Limpia Creek Trail | Davis Mountains State Park
As per usual, snippets of interesting information is interspersed in the photos and the main write up is at the end!
Milkweed seeds blown in the wind.
A caterpilllar in the tiger moth family—maybe a salt marsh moth?
Cactus wren (Campylorhynchus brunneicapillus) nest
Nylon Hedgehog Cactus, Echinocereus chloranthus
Havard’s Century Plant, Agave havardiana
Texas Brown Tarantula, Aphonopelma hentzi — not alive! I’m equal parts sad and also glad it wasn’t alive when we encountered it. Yes, still working on the giant spider phobia.
Little Nipple Cactus, Mammillaria meiacantha
Texas Mountain Laurel, Dermatophyllum (formerly Sophora) secundiflorum
Ornate Tree Lizard, Urosaurus ornatus
Tree Cholla, Cylindropuntia imbricata
On the south side of highway 118 where the main campground and park facilities reside, there is a robust trail system. However, the state park continues on the north side of the highway with the Limpia Creek trail leading up the mountain to the 5.6 mile Sheep Pen Canyon Loop where you can haul in all of your water and camp at a backcountry site. Also available up on top is the Limpia Creek Vista.
When we left from the trailhead I had thought the vista was much closer and that we might get to have a view once we arrived on top but I realized later after reviewing the map we would not be taking the extra 1.5 miles to the vista once we arrived on the mountain. As it was, our goal was to just arrive to the top of the mountain which was about 2.5 miles one way. My Garmin says we hiked about 5.5 miles that day, which accounted for some extra meandering as we wandered down Limpia Creek for Chris to set up a wildlife cam to see what we might catch walking down the creek.
The hike was going to be an ambitious one with Forest, despite our hike the previous day on the Indian Lodge Trail, but Forest seemed ready for that long of a hike. It was going to be the ‘up a mountain’ part that I wasn’t sure he would take to.
We were off to a start, following or crossing Limpia Creek in sections. In the distance we could see people working their way down the mountain, having headed up earlier than our start, which wasn’t terribly late, sometime mid-morning, but we weren’t the early birds. Other than a series of switch backs about a half a mile or so in, the trail was well graded and not too steep. Forest was in good spirits but we also took plenty of breaks, both for snacks and just general resting.
There were gorgeous scenes everywhere I looked.
Eventually I think we all started getting antsy as the trail kept meandering towards a point and then turn back around to the back side of the mountain. To keep Forest motivated we would gently nudge him along by saying the top of the mountain was ‘around the corner’ or ‘just over there’. That worked the first few times but eventually a melt-down started forming and finally we found a large rock to sit on not far from the trail junction with the Sheep Pen Canyon Loop. We’d worked up a sweat hiking up but in the shade of the trees our sweat chilled us quickly.
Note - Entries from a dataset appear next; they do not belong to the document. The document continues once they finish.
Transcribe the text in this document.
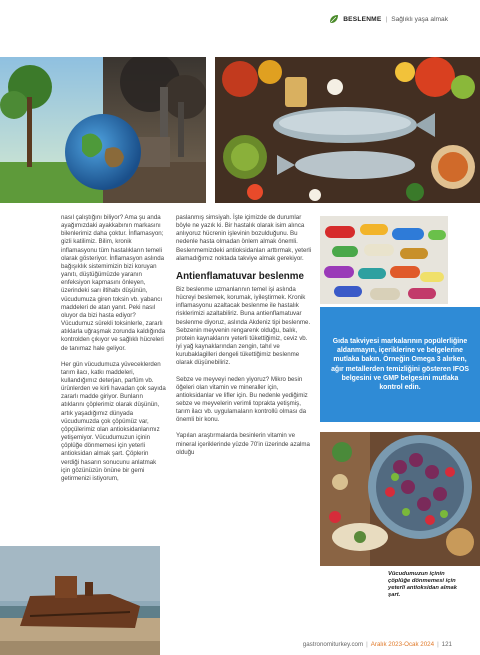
BESLENME | Sağlıklı yaşa almak

nasıl çalıştığını biliyor? Ama şu anda ayağımızdaki ayakkabının markasını bilenlerimiz daha çoktur. İnflamasyon; gizli katilimiz. Bilim, kronik inflamasyonu tüm hastalıkların temeli olarak gösteriyor. İnflamasyon aslında bağışıklık sistemimizin bizi koruyan yanıtı, düştüğümüzde yaranın enfeksiyon kapmasını önleyen, üzerindeki sarı iltihabı düşünün, vücudumuza giren toksin vb. yabancı maddeleri de atan yanıt. Peki nasıl oluyor da bizi hasta ediyor? Vücudumuz sürekli toksinlerle, zararlı atıklarla uğraşmak zorunda kaldığında kontrolden çıkıyor ve sağlıklı hücreleri de tanımaz hale geliyor.

Her gün vücudumuza yüveceklerden tarım ilacı, katkı maddeleri, kullandığımız deterjan, parfüm vb. ürünlerden ve kirli havadan çok sayıda zararlı madde giriyor. Bunların atıklarını çöplerimiz olarak düşünün, artık yaşadığımız dünyada vücudumuzda çok çöpümüz var, çöpçülerimiz olan antioksidanlarımız yetişemiyor. Vücudumuzun içinin çöplüğe dönmemesi için yeterli antioksidan almak şart. Çöplerin verdiği hasarın sonucunu anlatmak için gözünüzün önüne bir gemi getirmenizi istiyorum,

paslanmış simsiyah. İşte içimizde de durumlar böyle ne yazık ki. Bir hastalık olarak isim alınca anlıyoruz hücrenin işlevinin bozulduğunu. Bu nedenle hasta olmadan önlem almak önemli. Beslenmemizdeki antioksidanları arttırmak, yeterli alamadığımız noktada takviye almak gerekiyor.

Antienflamatuvar beslenme

Biz beslenme uzmanlarının temel işi aslında hücreyi beslemek, korumak, iyileştirmek. Kronik inflamasyonu azaltacak beslenme ile hastalık risklerimizi azaltabiliriz. Buna antienflamatuvar beslenme diyoruz, aslında Akdeniz tipi beslenme. Sebzenin meyvenin rengarenk olduğu, balık, protein kaynaklarını yeterli tükettiğimiz, ceviz vb. iyi yağ kaynaklarından zengin, tahıl ve kurubaklagilleri dengeli tükettiğimiz beslenme olarak düşünebiliriz.

Sebze ve meyveyi neden yiyoruz? Mikro besin öğeleri olan vitamin ve mineraller için, antioksidanlar ve lifler için. Bu nedenle yediğimiz sebze ve meyvelerin verimli toprakta yetişmiş, tarım ilacı vb. uygulamaların kontrollü olması da önemli bir konu.

Yapılan araştırmalarda besinlerin vitamin ve mineral içeriklerinde yüzde 70'in üzerinde azalma olduğu

Gıda takviyesi markalarının popülerliğine aldanmayın, içeriklerine ve belgelerine mutlaka bakın. Örneğin Omega 3 alırken, ağır metallerden temizliğini gösteren IFOS belgesini ve GMP belgesini mutlaka kontrol edin.
Vücudumuzun içinin çöplüğe dönmemesi için yeterli antioksidan almak şart.
gastronomiturkey.com | Aralık 2023-Ocak 2024 | 121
A few more small groups of people passed us as we ate our lunch and I wished Forest had had the stamina to continue on to the overlook. Hopefully next year or soon after he’ll have trail legs for that. As it was, we were just proud of how good he had done on the way up.
Now we had to make our way back down!
The way down went a little easier and not long after we started hiking a man came down the trail and we let him pass us. For some reason Forest got it in his head that he wanted to give the man a high five and we had a brief conversation about that and kind of let it go until the man stopped and talked to a couple who were making their way up. We stopped to let them chat for a second and not to leap frog because we knew the man would just pass us once again a few minutes later, and in the mere few seconds of us waiting Forest walked up to the man and tried to give him a high five but entirely without context! He startled the man and Forest was kind of confused by the situation and thankfully the conversation between the man and the couple ended shortly after and the man kinda hauled off down the hill, I’m sure a little confused by a kid who didn’t know what he was trying to do! We never saw the man again so we couldn’t explain what Forest had been trying to do. Oh well!
We made it down the mountain sometime mid-afternoon with plenty of time to relax back at camp. I was so proud of Forest for having hiked that far and up the mountain! I may have been secretly planning a thru-hike of the JMT or something similar for us in the next few years while we hiked! I’d love to return to the trail again later and hike the loop trail and maybe have an overnight up on top. It was a gorgeous hike!
Looks like a wonderful family hike! Beautiful vistas galore…
Patrice La Vigne
Those were some miles! Go Forest!
Also, what Garmin are you using now? My Fenix (first generation) just crapped out on me.